On a rainy day, we completed the Timber Trail, arriving at a campsite in Ongarue.
We had a good choice of campsite last night. The meadow we had also looked at last night, which became occupied by several other hikers and bikepackers, wound up fairly soggy from the rain overnight. The improvised tarp-tent our car camping neighbors built last night was heavily sagging, due to collecting a night’s worth of rainwater, but was somehow still standing.
We left our campsite, in a drizzle, a bit after 7, returning to the Timber Trail and speeding along. In contrast to the trail yesterday, the track here was not as well-drained, and had running water and small puddles that needed avoiding.
Half an hour after we started, and passed the campground where one of the cycling tour operators was based from (and where we would have stayed had we decided to rent bikes, rather than walk the Timber Trail), a sign notified us that the next exit was Ongarue, in 42 km. Not that we really had any other choice; of course we had to go forward.
We crossed a suspension bridge over Maramataha Stream. At 141 meters long, and 53 meters above the stream, it is the longest suspension on the Timber Trail, and also, the longest suspension bridge the DOC is responsible for.
A little while later, the trail changed to follow an old lumber tramway alignment, originally constructed to facilitate logging the trees in the Pureora Forest. Many historical signs described the operation and construction of the tramway and some of the important people involved. One story told of a lost (cash) payroll when a horse slipped on mud and its rider fell off, and it took them two weeks to find the horse, still with its saddlebags intact. It seems that even then, they couldn’t manage to build trails in New Zealand to cope with the mud!
All morning, the rain changed back-and-forth between a drizzle and a moderate rain. There were a few viewpoints, but the clouds obscured any views we might have had. Still, we were able to make fairly good progress so far. Despite the rain, the trail was still quick and easy to follow; since it was intended for cyclists (and originally built for trains), it’s not steep at all.

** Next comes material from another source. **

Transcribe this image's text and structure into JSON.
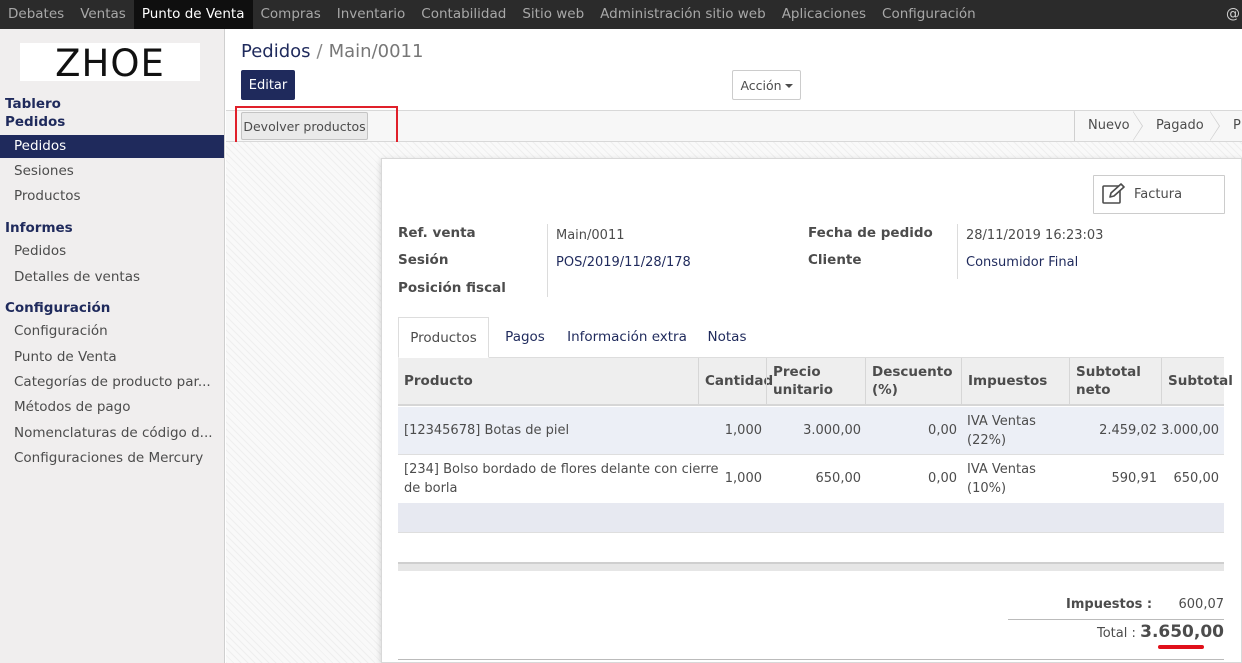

Because of the rain, we kept hiking longer than we normally would have before taking out first break; at 14.6 km, this was probably the longest stretch we’ve hiked on the TA without stopping for a break. We stopped at another shelter, which though small, still kept us dry.
Due to its need for track straight enough for transporting lumber, the tramway trail often cut through rock, making the trail a just-wide-enough corridor between two vertical cliffs.
At our second break, now 25 km in, also at a shelter, we met two cyclists from the Netherlands. We saw them pass us yesterday afternoon. Six other cyclists and three hikers on bikes passed us in that stretch as well.
We got lucky with the rain: it had stopped raining shortly before we got to the shelter, and the sun even came out briefly. Then, just after we were inside, it started raining harder than it had all day. The rain briefly let up a bit once we continued, but then we got trapped in a downpour for a while.
Our next major sight was the Ongarue Spiral, consisting of a bridge and a tunnel to deal with a significant elevation change in a tight area. According to a sign, it is one of only 81 known railway spirals, and the only one you can ride a bike through.
Routing the trail through the tunnel was a significant effort; a nearby creek had been diverted to go through the tunnel after a flood in the 1950s damaged the rail line and a new road built so trucks could operate instead. The creek had to be re-diverted to its original course and the tunnel repaired in order to route the trail through it.
After the spiral, save for a few brief periods, the rain largely stopped. We made our way towards Ongarue, getting there around 6. Not bad for a 42.1 km day, our longest so far (and just short of a marathon by less than 100 meters).
We stopped at the Bennet Road Campground, which featured a large shelter with benches around its perimeter, a smaller building with benches and a sink space for cooking, and two toilets. We briefly chatted with a few younger hikers at the larger shelter. Then Peter and Susanna, whom we hadn’t seen since before Auckland, waved to us from the “kitchen”, and we moved there to talk with them.
We had a nice catch-up conversation with them while we cooked dinner. The day before we did, they had gone through the section of trail along Mangaokewa Stream, which we had skipped around with a road walk. They confirmed that our decision to skip it was a sound one: the trail was overgrown, heavily eroded, and it took them a long time to make it through. They were happy to hear we’d also be starting the Whanganui River Journey on January 6th, same as them.
After we cooked dinner, we set up our tents in a grassy area between the two shelters. Sheep from a nearby farm made a lot of noise around sunset, but at least the rain had stopped, for now, anyway.
Tomorrow — Christmas Day — we’ll have another (probably) rainy day to Taumarunui, where we’ll take a couple of days off — it’ll have been over two weeks since our last zero.